Depuis la publication progressive des archives judiciaires liées à l’affaire Epstein, courriels, agendas et correspondances sont passés au crible par les rédactions et les chercheurs. Ces masses documentaires, souvent fragmentaires, citent un grand nombre de personnalités issues de la finance, de la politique ou du monde académique. Leur simple apparition dans un document alimente parfois des interprétations hâtives.
Un document mentionnant le dirigeant financier Tidjane Thiam, président du PDCI, circule. Que contient réellement cette pièce et que permet-elle ou non d’en déduire ?
L’affaire Epstein et la nature des archives
Jeffrey Epstein, financier américain condamné pour des crimes sexuels impliquant des mineures, a fait l’objet d’enquêtes judiciaires d’ampleur. Les dossiers rendus publics regroupent des milliers de documents hétérogènes : échanges internes, carnets d’adresses, articles transférés, notes administratives.
Cependant, une mention dans un email ou un agenda ne constitue pas en soi une preuve d’implication. Les archives reflètent aussi des interactions professionnelles ordinaires, la circulation d’informations ou des réseaux sociaux larges.
Le document évoqué, un email relayant une actualité financière
La pièce citée correspond à un courriel daté du 10 mars 2015 :
●Expéditeur : David Stern
●Destinataire : Jeffrey Epstein
●Contenu : reproduction d’un article de Bloomberg consacré à la nomination de Tidjane Thiam à la tête du Crédit Suisse.
L’article analyse les défis stratégiques du nouveau dirigeant après le départ du directeur général précédent, Brady Dougan.

Selon la description disponible, le message ne comporte pas de commentaire substantiel sur Tidjane Thiam. Il s’agit d’un partage d’actualité économique, pratique courante dans des échanges entre acteurs intéressés par la finance internationale.
Ce que le document montre et ce qu’il ne montre pas
L’examen de la pièce permet d’établir plusieurs constats :
- L’email contient un article de presse public.
- Le contenu concerne une nomination majeure du secteur bancaire.
- Aucun élément ne décrit une relation personnelle, un rendez-vous ou une interaction directe entre Epstein et Tidjane Thiam.

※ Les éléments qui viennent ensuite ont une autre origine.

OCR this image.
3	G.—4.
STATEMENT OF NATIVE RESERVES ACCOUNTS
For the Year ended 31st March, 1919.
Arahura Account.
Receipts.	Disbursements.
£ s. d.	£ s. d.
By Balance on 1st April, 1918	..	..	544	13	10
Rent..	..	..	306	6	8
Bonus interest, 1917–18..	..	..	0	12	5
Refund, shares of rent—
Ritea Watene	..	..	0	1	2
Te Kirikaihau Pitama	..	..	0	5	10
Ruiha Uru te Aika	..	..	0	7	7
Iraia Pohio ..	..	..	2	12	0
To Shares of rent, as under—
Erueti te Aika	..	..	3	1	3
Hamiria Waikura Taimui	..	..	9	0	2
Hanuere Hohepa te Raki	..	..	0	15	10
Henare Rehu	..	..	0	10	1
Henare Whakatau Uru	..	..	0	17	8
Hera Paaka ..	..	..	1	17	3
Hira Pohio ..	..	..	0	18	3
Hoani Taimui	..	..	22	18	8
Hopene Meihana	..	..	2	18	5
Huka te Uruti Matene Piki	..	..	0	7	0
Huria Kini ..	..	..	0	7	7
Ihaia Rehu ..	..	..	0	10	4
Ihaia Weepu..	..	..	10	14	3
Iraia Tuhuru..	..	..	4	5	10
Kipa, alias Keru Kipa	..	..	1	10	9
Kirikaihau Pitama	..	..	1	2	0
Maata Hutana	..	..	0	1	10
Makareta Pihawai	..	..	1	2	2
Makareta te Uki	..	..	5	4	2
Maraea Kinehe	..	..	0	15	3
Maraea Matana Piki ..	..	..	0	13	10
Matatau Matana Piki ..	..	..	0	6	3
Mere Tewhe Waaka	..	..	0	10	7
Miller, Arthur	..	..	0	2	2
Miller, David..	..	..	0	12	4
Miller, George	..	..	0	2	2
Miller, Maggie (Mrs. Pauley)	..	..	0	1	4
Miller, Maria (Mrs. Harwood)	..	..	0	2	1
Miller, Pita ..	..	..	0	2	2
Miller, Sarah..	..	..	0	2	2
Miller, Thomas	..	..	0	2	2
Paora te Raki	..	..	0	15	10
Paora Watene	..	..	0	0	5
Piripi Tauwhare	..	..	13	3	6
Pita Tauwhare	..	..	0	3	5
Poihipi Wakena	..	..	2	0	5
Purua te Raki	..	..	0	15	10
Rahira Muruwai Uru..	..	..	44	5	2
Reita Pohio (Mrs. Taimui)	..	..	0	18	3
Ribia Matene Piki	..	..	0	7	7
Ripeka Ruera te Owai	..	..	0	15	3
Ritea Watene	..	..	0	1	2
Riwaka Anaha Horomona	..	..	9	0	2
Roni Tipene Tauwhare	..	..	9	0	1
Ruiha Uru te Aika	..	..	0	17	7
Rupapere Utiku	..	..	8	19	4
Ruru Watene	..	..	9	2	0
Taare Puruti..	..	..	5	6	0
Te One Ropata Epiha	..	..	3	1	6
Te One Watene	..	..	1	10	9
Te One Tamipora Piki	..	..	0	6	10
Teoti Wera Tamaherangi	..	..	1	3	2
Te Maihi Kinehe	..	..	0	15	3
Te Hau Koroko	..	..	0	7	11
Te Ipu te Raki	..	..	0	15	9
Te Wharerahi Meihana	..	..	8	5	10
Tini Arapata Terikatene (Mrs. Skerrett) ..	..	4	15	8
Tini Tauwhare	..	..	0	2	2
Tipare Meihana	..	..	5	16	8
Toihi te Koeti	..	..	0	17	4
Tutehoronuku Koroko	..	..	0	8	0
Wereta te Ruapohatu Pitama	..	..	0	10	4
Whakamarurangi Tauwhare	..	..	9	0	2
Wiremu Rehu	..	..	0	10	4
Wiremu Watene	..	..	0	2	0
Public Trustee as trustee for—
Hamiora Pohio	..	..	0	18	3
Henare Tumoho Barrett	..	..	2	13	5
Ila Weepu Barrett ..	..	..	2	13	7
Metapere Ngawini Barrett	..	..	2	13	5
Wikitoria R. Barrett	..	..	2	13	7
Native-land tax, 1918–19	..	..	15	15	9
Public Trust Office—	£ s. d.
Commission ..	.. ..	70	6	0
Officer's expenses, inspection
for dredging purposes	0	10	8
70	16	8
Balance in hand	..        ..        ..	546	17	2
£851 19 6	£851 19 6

Autrement dit, la pièce relève d’une mention contextuelle — la circulation d’une information médiatique — plutôt que d’un indice d’implication..
Plusieurs enquêtes journalistiques internationales soulignent que les archives Epstein mêlent contacts professionnels ordinaires, transferts d’articles de presse, listes de personnalités sans relation établie.
À ce jour, aucune procédure judiciaire ni enquête journalistique de référence n’a établi une implication de Tidjane Thiam dans les crimes reprochés à Jeffrey Epstein.
Les occurrences documentaires connues relèvent de mentions indirectes dont celle décrite ici qui est un partage d’article d’actualité financière.
Le document présenté, un courriel de 2015 transmettant un article sur la nomination de Tidjane Thiam au Crédit Suisse, montre la présence de contenus médiatiques ordinaires dans les archives Epstein.
En l’état des informations disponibles, il s’agit d’une mention documentaire sans élément attestant d’un lien personnel ou d’une implication dans l’affaire. Et une archive peut être authentique sans constituer une preuve.